Gestalten – durch Sprache

welternaehrung

#language matters

Schwerpunktthema 2024/25

Hinweis: Das jährliche Schwerpunktthema bietet zusätzliche Hintergrundinformationen zum Zusammenhang »Kirche, Christsein und Nachhaltigkeit«. Die Predigtimpulse im jeweiligen Kirchenjahr greifen es vereinzelt auf, sind aber nicht an das Schwerpunktthema gebunden.

Kriege, Klimaangst, Angriffe auf Freiheit, Menschenwürde und Menschenrechte: Die Zuversicht, etwas ändern zu können, schwindet zunehmend, Viele fühlen sich ohnmächtig – obwohl gerade der christliche Glaube eine Rolle der Mitgestaltung und Heilung nahelegt und auch Stärkung verspricht! Warum kommt dieses christliche »empowerment« im Alltag global so wenig zur Geltung? Welche Bedeutung hat dabei die Sprache?

Es kann, oder besser sollte nicht sein, dass »konkurrierende Sprachmuster« in einer christlich geprägten Welt auf einmal Bedenken, Lähmung oder Angst transportieren, statt Hoffnung zu machen!

Das Schwerpunktthema »Gestalten – mit Sprache« soll solche Muster in den Blick nehmen, sie entschlüsseln und Alternativen aufzeigen, die sich aus der Erfahrung aus der praktischen Entwicklungs- und Umweltarbeit ergeben. Welche Ansätze bietet die Bibel, um eine Sprache der Hoffnung und Mitgestaltung (wieder) in den Vordergrund zu stellen?

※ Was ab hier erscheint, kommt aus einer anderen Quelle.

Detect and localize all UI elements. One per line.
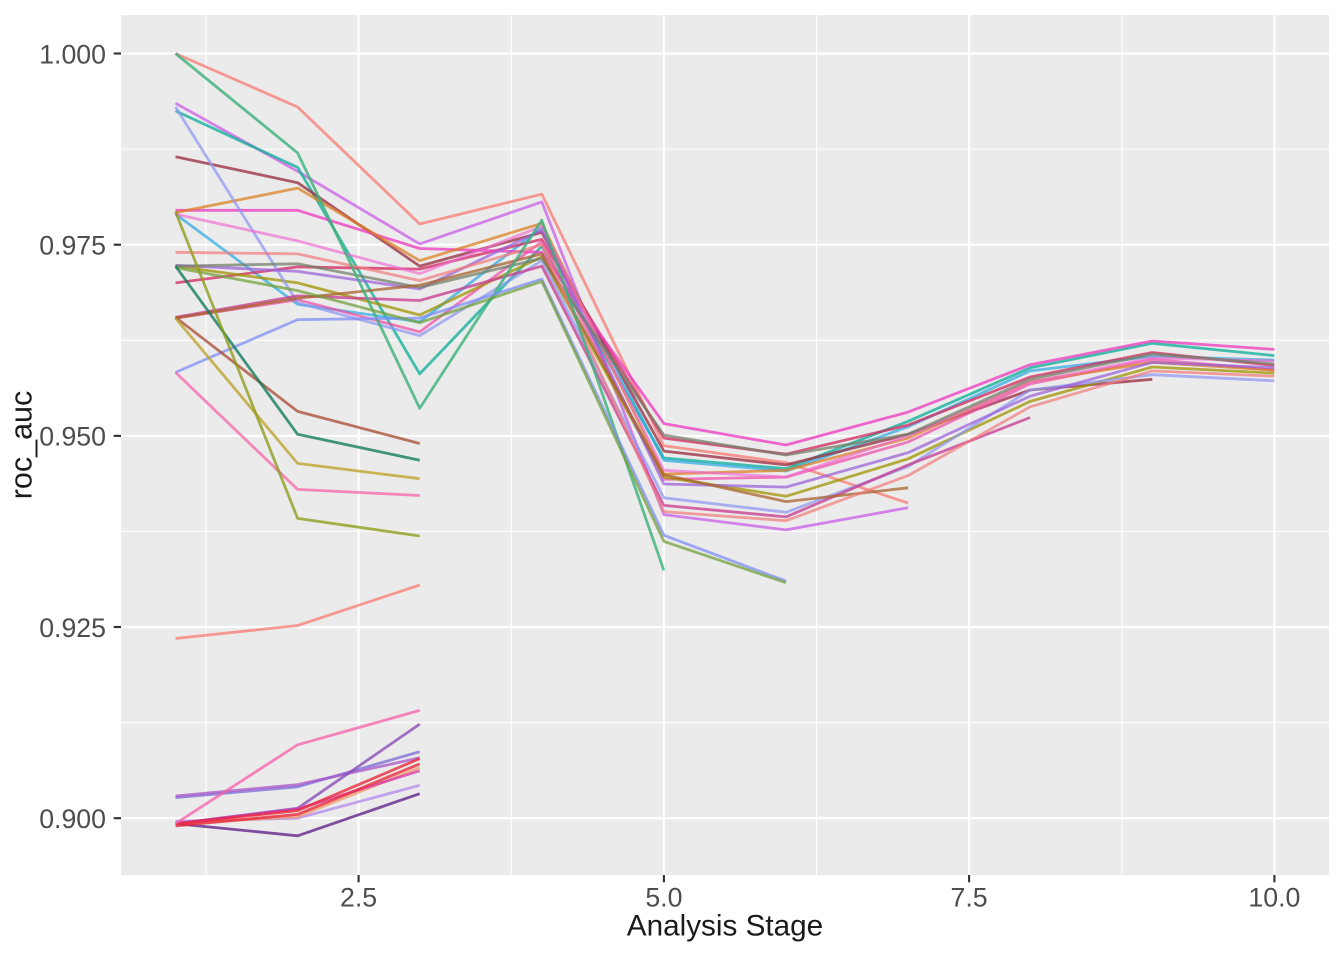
svg-text:2.5: 2.5 [340,883,377,913]
svg-text:Analysis Stage: Analysis Stage [627,910,823,943]
svg-text:0.975: 0.975 [39,231,106,261]
svg-text:1.000: 1.000 [39,39,106,69]
svg-text:0.950: 0.950 [39,422,106,452]
svg-text:7.5: 7.5 [951,883,988,913]
svg-text:roc_auc: roc_auc [5,391,39,500]
svg-text:10.0: 10.0 [1248,883,1300,913]
svg-text:0.925: 0.925 [39,613,106,643]
svg-text:0.900: 0.900 [39,804,106,834]
svg-text:5.0: 5.0 [645,883,682,913]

Das betrifft Klimawandel und Kriege – aber auch andere Bereiche, in denen soziale Ungerechtigkeit auf Ohnmacht, Angst und Lähmung stößt.

 

Biblischer Einstieg: »... geh hin und sündige hinfort nicht mehr« (Joh 8,11)

Die bekannten Verse, denen das Zitat entnommen ist, sind mit »Jesus und die Ehebrecherin« überschrieben. Worin besteht der Bezug zum diesjährigen Schwerpunkthema, und warum verdient die Bibelstelle, hier als Einstieg vorangestellt zu werden? Normalerweise wäre die Frau (»nach dem Gesetz Mose«) gesteinigt worden. Jesus richtet aber nicht und klagt nicht an, obwohl die Schriftgelehrten und die Pharisäer das in diesem Moment von ihm erwarten. Er findet Worte, um den Raum für das Neue, Ungewohnte zu öffnen (ohne das Gesetz Mose zu brechen): »Wer unter euch ohne Sünde ist, der werfe den ersten Stein auf sie.« Und danach: »... geh hin und sündige hinfort nicht mehr.«

Der Gedanke, Räume mithilfe von (neuer, christlicher) Sprache zu öffnen, öffnet auch den Raum zu den folgenden Beiträgen. Sprache stiftet Beziehungen, wenn man sie wie Jesus gebraucht.

 

Hinschauen - und darüber sprechen

Dr. Gerd Müller, in den Jahren 2013 bis 2021 in Deutscher Bundesminister für wirtschaftliche Zusammenarbeit und Entwicklung, hat 2021 in seinem Grußwort an »nachhaltig predigen« eindringlich darauf hingewiesen, dass wir nicht wegschauen dürfen, wenn in anderen Ländern der Welt Menschen und Natur ausgebeutet werden. Hinschauen ist ein wichtiger Baustein, um ins Reden und Gestalten zu kommen. Das Ergebnis war das deutsche Lieferkettengesetz, ebenfalls im Jahr 2021.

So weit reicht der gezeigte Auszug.